Abstract:
Artificial Intelligence (AI) has appeared as a life-changing innovation in recent years transforming the conventional
problem-solving strategies adopted so far. Machine Learning (ML) and Deep Learning (DL) approaches are making a monumental
impact in the fields of life sciences and health care. The tremendous amount of biochemical data has set off leading-edge research
in health care and Drug Discovery. Molecular Machine Learning has precisely adopted ML techniques to uncover new insights from
biochemical data. Biochemical data-sets essentially hold text-based sequential information about molecules in several forms. Simplified
Molecular Input Line Entry System (SMILES) is a highly efficient format for representing biochemical data that can be suitably utilized
for countless relevant applications.
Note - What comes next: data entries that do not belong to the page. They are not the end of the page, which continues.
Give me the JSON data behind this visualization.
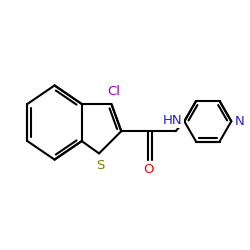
{
  "bg_color": "#ffffff",
  "atom_colors": {
    "C": "#000000",
    "N": "#2222cc",
    "O": "#ff0000",
    "S": "#808000",
    "Cl": "#9900cc",
    "H": "#000000"
  },
  "bond_color": "#000000",
  "bond_width": 1.5,
  "font_size": 9.5,
  "fig_width": 2.5,
  "fig_height": 2.5,
  "dpi": 100
}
This work presents the SMILES molecular representation in a nutshell and is centered on the major
applications of ML and DL in health care especially in the drug discovery process using SMILES. This work further utilizes a Sequence
to Sequence architecture built on Recurrent Neural Networks (RNNs) for generating small drug-like molecules using the benchmark
data sets. The experimental results prove that the Long Short Term Memory (LSTM) based RNNs can be trained to encode the raw
SMILES strings with nearly perfect accuracy and to generate similar molecular structures with minimal or no feature engineering. The
gradient-based optimization strategy is applied to the network and found distinctly suited to assemble the most stable and proficient
sequence model. RNNs can thus be employed in Drug Discovery activities like similarity-based virtual screening, lead compound
finding, and hit to lead optimization.